Guns, body armor, and raids: The piracy fight gets dangerous
Semi-automatic shotguns, body armor, and accusations of police brutality and acts of terrorism are common in stories about Mexico's drug wars or the fighting in Afghanistan.
So what are those terms doing in technology stories about copyright and online file sharing? A recent arrest of MegaUpload's founder by 70 armed police officers as well as cyber attacks on media executives and government officials by Anonymous indicates that the gloves have come off in the copyright conflict.
Against this backdrop, BTJunkie, one of the top BitTorrent index sites, has decided to shut down. BTJunkie posted a note on its front door notifying users that it had reached "the end of the line" and that the site had "voluntarily" shut down. "We've been fighting for years for your right to communicate but it's time to move on," wrote the site's operators, who some copyright owners have said were in violation of copyright law.
TorrentFreak, which broke the news about BTJunkie, reported that it spoke to the site's founder, who said that while the service was not under any legal obligation to close down, the current environment in file sharing played a role in the decision.
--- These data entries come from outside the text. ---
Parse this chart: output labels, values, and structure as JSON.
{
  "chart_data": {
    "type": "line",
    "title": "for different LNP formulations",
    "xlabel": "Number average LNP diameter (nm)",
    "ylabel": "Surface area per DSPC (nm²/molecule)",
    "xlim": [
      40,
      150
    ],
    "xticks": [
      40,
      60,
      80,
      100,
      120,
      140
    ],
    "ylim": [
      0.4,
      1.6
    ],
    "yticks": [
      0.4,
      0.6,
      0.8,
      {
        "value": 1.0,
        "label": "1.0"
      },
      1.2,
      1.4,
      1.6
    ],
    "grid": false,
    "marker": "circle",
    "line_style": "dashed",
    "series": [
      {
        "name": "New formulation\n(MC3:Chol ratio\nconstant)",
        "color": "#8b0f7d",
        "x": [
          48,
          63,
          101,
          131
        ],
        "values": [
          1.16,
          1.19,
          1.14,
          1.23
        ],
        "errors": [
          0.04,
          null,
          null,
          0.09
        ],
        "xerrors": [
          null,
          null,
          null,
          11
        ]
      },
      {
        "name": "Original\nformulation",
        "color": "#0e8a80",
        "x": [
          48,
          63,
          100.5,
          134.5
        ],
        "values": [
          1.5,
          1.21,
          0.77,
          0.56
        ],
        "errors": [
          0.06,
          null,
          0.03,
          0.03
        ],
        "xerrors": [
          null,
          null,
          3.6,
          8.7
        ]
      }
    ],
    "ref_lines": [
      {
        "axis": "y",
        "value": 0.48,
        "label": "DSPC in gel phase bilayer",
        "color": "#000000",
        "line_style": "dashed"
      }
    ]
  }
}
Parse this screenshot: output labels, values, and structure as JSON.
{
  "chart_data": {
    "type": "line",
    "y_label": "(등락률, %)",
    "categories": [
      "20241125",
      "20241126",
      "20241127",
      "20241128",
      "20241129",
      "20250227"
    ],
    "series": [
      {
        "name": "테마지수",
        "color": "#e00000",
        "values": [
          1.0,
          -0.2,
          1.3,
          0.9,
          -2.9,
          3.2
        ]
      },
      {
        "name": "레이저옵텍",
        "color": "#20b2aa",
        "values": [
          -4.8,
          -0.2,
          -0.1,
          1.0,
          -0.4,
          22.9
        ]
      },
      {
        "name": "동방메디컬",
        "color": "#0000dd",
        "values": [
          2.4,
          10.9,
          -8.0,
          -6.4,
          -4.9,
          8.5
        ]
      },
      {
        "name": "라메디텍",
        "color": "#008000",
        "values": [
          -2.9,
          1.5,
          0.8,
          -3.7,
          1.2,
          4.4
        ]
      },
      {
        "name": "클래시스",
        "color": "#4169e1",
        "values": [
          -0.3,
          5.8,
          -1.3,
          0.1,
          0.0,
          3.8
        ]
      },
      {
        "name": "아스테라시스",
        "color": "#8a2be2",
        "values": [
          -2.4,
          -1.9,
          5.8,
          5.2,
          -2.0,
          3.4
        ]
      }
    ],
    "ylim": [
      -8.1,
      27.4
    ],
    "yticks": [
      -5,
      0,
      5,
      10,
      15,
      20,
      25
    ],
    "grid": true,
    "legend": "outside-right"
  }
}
Last week, a Swedish court upheld a lower court's decision to force the founders of The Pirate Bay, one of the world's most popular BitTorrent indexes, to serve out prison sentences for copyright violations. In New Zealand, in a sign that authorities in some countries have begun taking a much heavier-handed approach to copyright enforcement, police raided the home of Kim DotCom, MegaUpload's founder.
Over 70 officers, some wearing body armor and brandishing automatic weapons, stormed the home where DotCom, his pregnant wife, and small children live. DotCom's bodyguard has told the New Zealand Herald that police "kicked in unlocked doors and rousted nannies from bed" while carrying M-4 automatic rifles. DotCom said in court that police beat and kicked him though he never tried to resist. Police say he refused a demand to show them his hands.
DotCom was arrested and his possessions seized at the request of the United States, which has accused him of pirating intellectual property, money laundering, and racketeering and want him brought here for trial. Officials from the U.S. Department of Justice say DotCom's cyberlocker business was a thinly veiled piracy operation that cost film studios, music labels, video game companies, and software makers a half billion dollars in damages, making it the largest criminal copyright case ever brought in this country.
That may be but the way police arrested DotCom appears to be unprecedented for a copyright case. DotCom, born Kim Schmitz, has been convicted in Germany of crimes related to computer hacking and insider trading. He was involved in illegal street racing and has been photographed with firearms. When he was arrested, a semi-automatic shotgun was found near him. (There is no indication that he attempted to use the firearm against police.)
In an interview with the Herald, an official from the police department that arrested DotCom said the department is satisfied the raid was conducted in a proper manner. What officials haven't provided, however, is a reason why they packed so much firepower to arrest someone--as far as we can tell--who has never been accused of a violent crime.
Ira Rothken, DotCom's U.S. lawyer, says that the U.S. was behind a raid after making the same kind of allegations that Viacom made against YouTube in a civil suit. Not only did YouTube prevail in a federal district court against Viacom, but nobody busted down the doors of YouTube founders Chad Hurley or Steven Chen.
But the finger pointing doesn't stop there. Executives at the largest film studios, major record companies, and even some sports leagues, say those sympathetic to copyright violators are trying to terrorize them.
The hacktivist group Anonymous has been accused of posting the personal information--including Social Security numbers, mobile phone numbers, home addresses, and even the names of children--belonging to managers at big media companies. The group allegedly did this to Dana White, president of the Ultimate Fighting Championship, a promoter of mixed-martial arts fights, after White criticized Anonymous for hacking UFC's Web site.
He called Anonymous members "cowards" and "terrorists."
This is so much different from how the two sides have gone at each other in the past. The disagreement over Web copyright has typically played out in court, with both sides largely satisfied to use lawyers and harsh language against one another. The music industry chose what was once considered an extreme option by filing copyright lawsuits against individual file sharers.
The move not only made the Recording Industry Association of America unpopular with music fans but the group was criticized even within its own ranks and by other copyright owners. Critics dismissed the strategy and argued that no good could come from declaring war on your customer. The tactic never became much of a deterrent and the RIAA abruptly dropped the suits in December 2008.
Maybe there's a lesson in there for both sides.
The recent attempt by copyright owners to get antipiracy legislation passed was defeated not by trying to intimidate people with computer intrusions but by rallying support with the Internet and forcing lawmakers to back off. And copyright owners have seen recent success with digital sales by making music and video easily accessible online for a reasonable fee. The courts have also sided with copyright owners in big file-sharing suits, including the one against the once top music-sharing service LimeWire.
Few of their successes have come as a result of beating down doors or suing grandmothers. That's just not smart public relations.
Both sides should have confidence in their arguments. If they are true and just they should convince on their merits.